Arundel Castle, Sussex, U.K. the vast 100-roomed home of the Duke of Norfolk, Britain's Premier?
Arundel Castle, Sussex, U.K. the vast 100-roomed home of the Duke of Norfolk, Britain's Premier Peer, has become yet another "victim" of rising rates and taxes. The long struggle by the Duke to maintain his Castle as his home, ended recently with the news that he is moving next summer into a dower house on the Arundel Estate.
As a "showpiece" Arundel Castle will still open its doors to entrance fee paying visitors. It was in this way that the Duke and his family have managed to live there since the war.
Since the 16th Century, the Premier Dukes of England have lived in Arundel. When the present Duke took over in 1917, the Castle was in good condition, following major rebuilding at the turn of the Century. But even then, death duties had reduced the considerable Norfolk fortunes from GBP17 million to GBP5 million.
After the war, the Duke fought to make his castle pay its way. Undercutting competitors by sixpence, he opened it to the public at 2s a head. Since then 100,000 visitors have admired the ancestral home each year. Contributions helped, but did not nearly cover the cost of running the castle with its butler and staff of nine. In 1945, the Duke sold GBP10,000 worth of furniture. Five years later he sold property worth GBP70,000, and 1,600 acres of land to meet bills.

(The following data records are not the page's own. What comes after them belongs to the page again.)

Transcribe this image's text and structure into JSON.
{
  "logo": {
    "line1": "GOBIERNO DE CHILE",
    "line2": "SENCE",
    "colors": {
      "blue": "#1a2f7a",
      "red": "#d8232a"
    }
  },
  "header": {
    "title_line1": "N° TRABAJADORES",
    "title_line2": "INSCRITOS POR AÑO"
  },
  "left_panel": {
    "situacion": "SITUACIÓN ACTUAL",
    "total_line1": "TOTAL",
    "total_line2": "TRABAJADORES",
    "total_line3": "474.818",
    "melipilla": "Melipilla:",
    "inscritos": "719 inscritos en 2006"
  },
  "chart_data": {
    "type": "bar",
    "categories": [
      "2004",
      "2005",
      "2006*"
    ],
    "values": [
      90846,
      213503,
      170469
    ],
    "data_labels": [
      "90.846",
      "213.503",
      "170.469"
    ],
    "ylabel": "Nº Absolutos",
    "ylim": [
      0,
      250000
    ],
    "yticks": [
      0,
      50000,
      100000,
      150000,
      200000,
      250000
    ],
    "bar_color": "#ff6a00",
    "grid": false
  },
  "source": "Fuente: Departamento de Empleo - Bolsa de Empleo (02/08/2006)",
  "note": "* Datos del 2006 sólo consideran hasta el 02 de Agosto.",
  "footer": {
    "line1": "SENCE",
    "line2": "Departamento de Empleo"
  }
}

Then in 1957, under a controversial Private Bill, the Duke offered the Castle to the nation, along with a GBP250,000 trust fund, providing his family could live there in perpetuity while the castle was maintained by the National trustees. After a stormy reading in the House of Commons, the Bill was passed --- merely permitting the Duke to dispose of the Castle as he pleased.

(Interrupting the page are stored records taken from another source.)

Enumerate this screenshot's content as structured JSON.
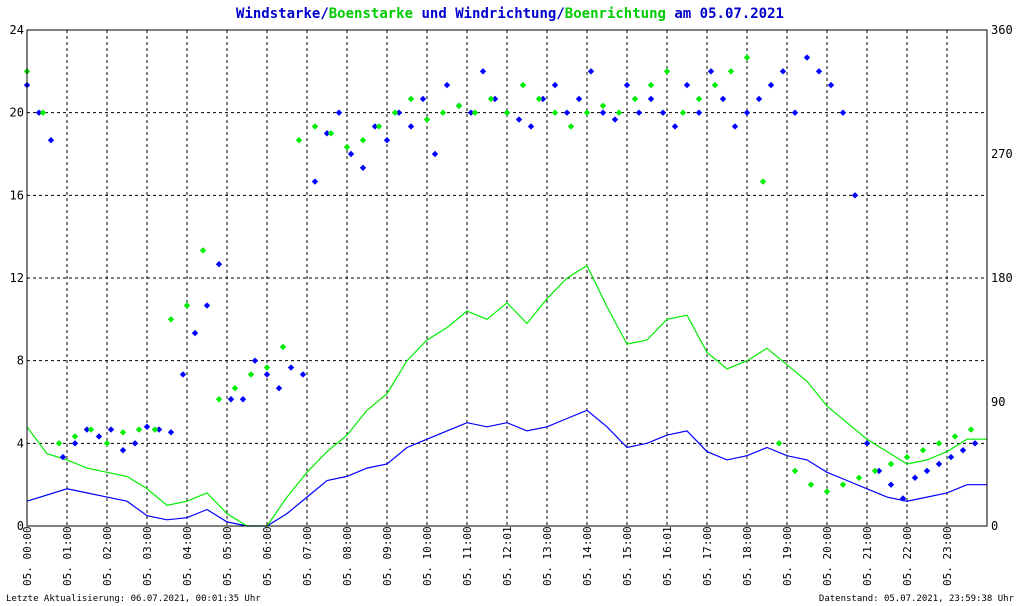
{
  "title": {
    "part1": "Windstarke",
    "sep1": "/",
    "part2": "Boenstarke",
    "part3": " und ",
    "part4": "Windrichtung",
    "sep2": "/",
    "part5": "Boenrichtung",
    "part6": " am 05.07.2021"
  },
  "colors": {
    "wind": "#0000ff",
    "gust": "#00ee00",
    "grid": "#000000",
    "frame": "#000000"
  },
  "footer": {
    "left": "Letzte Aktualisierung: 06.07.2021, 00:01:35 Uhr",
    "right": "Datenstand: 05.07.2021, 23:59:38 Uhr"
  },
  "chart_data": {
    "type": "line",
    "y_left": {
      "min": 0,
      "max": 24,
      "ticks": [
        "0",
        "4",
        "8",
        "12",
        "16",
        "20",
        "24"
      ]
    },
    "y_right": {
      "min": 0,
      "max": 360,
      "ticks": [
        "0",
        "90",
        "180",
        "270",
        "360"
      ]
    },
    "x_ticks": [
      "05. 00:00",
      "05. 01:00",
      "05. 02:00",
      "05. 03:00",
      "05. 04:00",
      "05. 05:00",
      "05. 06:00",
      "05. 07:00",
      "05. 08:00",
      "05. 09:00",
      "05. 10:00",
      "05. 11:00",
      "05. 12:01",
      "05. 13:00",
      "05. 14:00",
      "05. 15:00",
      "05. 16:01",
      "05. 17:00",
      "05. 18:00",
      "05. 19:00",
      "05. 20:00",
      "05. 21:00",
      "05. 22:00",
      "05. 23:00"
    ],
    "grid": true,
    "series": [
      {
        "name": "Windstarke",
        "axis": "left",
        "kind": "line",
        "color": "#0000ff",
        "x": [
          0,
          0.5,
          1,
          1.5,
          2,
          2.5,
          3,
          3.5,
          4,
          4.5,
          5,
          5.5,
          6,
          6.5,
          7,
          7.5,
          8,
          8.5,
          9,
          9.5,
          10,
          10.5,
          11,
          11.5,
          12,
          12.5,
          13,
          13.5,
          14,
          14.5,
          15,
          15.5,
          16,
          16.5,
          17,
          17.5,
          18,
          18.5,
          19,
          19.5,
          20,
          20.5,
          21,
          21.5,
          22,
          22.5,
          23,
          23.5,
          24
        ],
        "y": [
          1.2,
          1.5,
          1.8,
          1.6,
          1.4,
          1.2,
          0.5,
          0.3,
          0.4,
          0.8,
          0.2,
          0,
          0,
          0.6,
          1.4,
          2.2,
          2.4,
          2.8,
          3,
          3.8,
          4.2,
          4.6,
          5,
          4.8,
          5,
          4.6,
          4.8,
          5.2,
          5.6,
          4.8,
          3.8,
          4,
          4.4,
          4.6,
          3.6,
          3.2,
          3.4,
          3.8,
          3.4,
          3.2,
          2.6,
          2.2,
          1.8,
          1.4,
          1.2,
          1.4,
          1.6,
          2,
          2
        ]
      },
      {
        "name": "Boenstarke",
        "axis": "left",
        "kind": "line",
        "color": "#00ee00",
        "x": [
          0,
          0.5,
          1,
          1.5,
          2,
          2.5,
          3,
          3.5,
          4,
          4.5,
          5,
          5.5,
          6,
          6.5,
          7,
          7.5,
          8,
          8.5,
          9,
          9.5,
          10,
          10.5,
          11,
          11.5,
          12,
          12.5,
          13,
          13.5,
          14,
          14.5,
          15,
          15.5,
          16,
          16.5,
          17,
          17.5,
          18,
          18.5,
          19,
          19.5,
          20,
          20.5,
          21,
          21.5,
          22,
          22.5,
          23,
          23.5,
          24
        ],
        "y": [
          4.8,
          3.5,
          3.2,
          2.8,
          2.6,
          2.4,
          1.8,
          1,
          1.2,
          1.6,
          0.6,
          0,
          0,
          1.4,
          2.6,
          3.6,
          4.4,
          5.6,
          6.4,
          8,
          9,
          9.6,
          10.4,
          10,
          10.8,
          9.8,
          11,
          12,
          12.6,
          10.6,
          8.8,
          9,
          10,
          10.2,
          8.4,
          7.6,
          8,
          8.6,
          7.8,
          7,
          5.8,
          5,
          4.2,
          3.6,
          3,
          3.2,
          3.6,
          4.2,
          4.2
        ]
      },
      {
        "name": "Windrichtung",
        "axis": "right",
        "kind": "scatter",
        "color": "#0000ff",
        "x": [
          0,
          0.3,
          0.6,
          0.9,
          1.2,
          1.5,
          1.8,
          2.1,
          2.4,
          2.7,
          3,
          3.3,
          3.6,
          3.9,
          4.2,
          4.5,
          4.8,
          5.1,
          5.4,
          5.7,
          6,
          6.3,
          6.6,
          6.9,
          7.2,
          7.5,
          7.8,
          8.1,
          8.4,
          8.7,
          9,
          9.3,
          9.6,
          9.9,
          10.2,
          10.5,
          10.8,
          11.1,
          11.4,
          11.7,
          12,
          12.3,
          12.6,
          12.9,
          13.2,
          13.5,
          13.8,
          14.1,
          14.4,
          14.7,
          15,
          15.3,
          15.6,
          15.9,
          16.2,
          16.5,
          16.8,
          17.1,
          17.4,
          17.7,
          18,
          18.3,
          18.6,
          18.9,
          19.2,
          19.5,
          19.8,
          20.1,
          20.4,
          20.7,
          21,
          21.3,
          21.6,
          21.9,
          22.2,
          22.5,
          22.8,
          23.1,
          23.4,
          23.7
        ],
        "y": [
          320,
          300,
          280,
          50,
          60,
          70,
          65,
          70,
          55,
          60,
          72,
          70,
          68,
          110,
          140,
          160,
          190,
          92,
          92,
          120,
          110,
          100,
          115,
          110,
          250,
          285,
          300,
          270,
          260,
          290,
          280,
          300,
          290,
          310,
          270,
          320,
          305,
          300,
          330,
          310,
          300,
          295,
          290,
          310,
          320,
          300,
          310,
          330,
          300,
          295,
          320,
          300,
          310,
          300,
          290,
          320,
          300,
          330,
          310,
          290,
          300,
          310,
          320,
          330,
          300,
          340,
          330,
          320,
          300,
          240,
          60,
          40,
          30,
          20,
          35,
          40,
          45,
          50,
          55,
          60
        ]
      },
      {
        "name": "Boenrichtung",
        "axis": "right",
        "kind": "scatter",
        "color": "#00ee00",
        "x": [
          0,
          0.4,
          0.8,
          1.2,
          1.6,
          2,
          2.4,
          2.8,
          3.2,
          3.6,
          4,
          4.4,
          4.8,
          5.2,
          5.6,
          6,
          6.4,
          6.8,
          7.2,
          7.6,
          8,
          8.4,
          8.8,
          9.2,
          9.6,
          10,
          10.4,
          10.8,
          11.2,
          11.6,
          12,
          12.4,
          12.8,
          13.2,
          13.6,
          14,
          14.4,
          14.8,
          15.2,
          15.6,
          16,
          16.4,
          16.8,
          17.2,
          17.6,
          18,
          18.4,
          18.8,
          19.2,
          19.6,
          20,
          20.4,
          20.8,
          21.2,
          21.6,
          22,
          22.4,
          22.8,
          23.2,
          23.6
        ],
        "y": [
          330,
          300,
          60,
          65,
          70,
          60,
          68,
          70,
          70,
          150,
          160,
          200,
          92,
          100,
          110,
          115,
          130,
          280,
          290,
          285,
          275,
          280,
          290,
          300,
          310,
          295,
          300,
          305,
          300,
          310,
          300,
          320,
          310,
          300,
          290,
          300,
          305,
          300,
          310,
          320,
          330,
          300,
          310,
          320,
          330,
          340,
          250,
          60,
          40,
          30,
          25,
          30,
          35,
          40,
          45,
          50,
          55,
          60,
          65,
          70
        ]
      }
    ]
  }
}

Soon afterwards he made plans for a dower house, within half-a-mile of the Castle's towering Gothic battlements. Here with his wife an four daughters he will make his home - while retaining the Castle as a showpiece. This move will mean considerable saving on rates. it cost Duke GBP12,500 a year to run Arundel, with an annual bill for rates of GBP2,000. But England's Earl Marshal, and leading Roman Catholic layman, is philosophical about the break with tradition. "The time has come to save money. But Arundel will go on. I do not propose to give it all up now."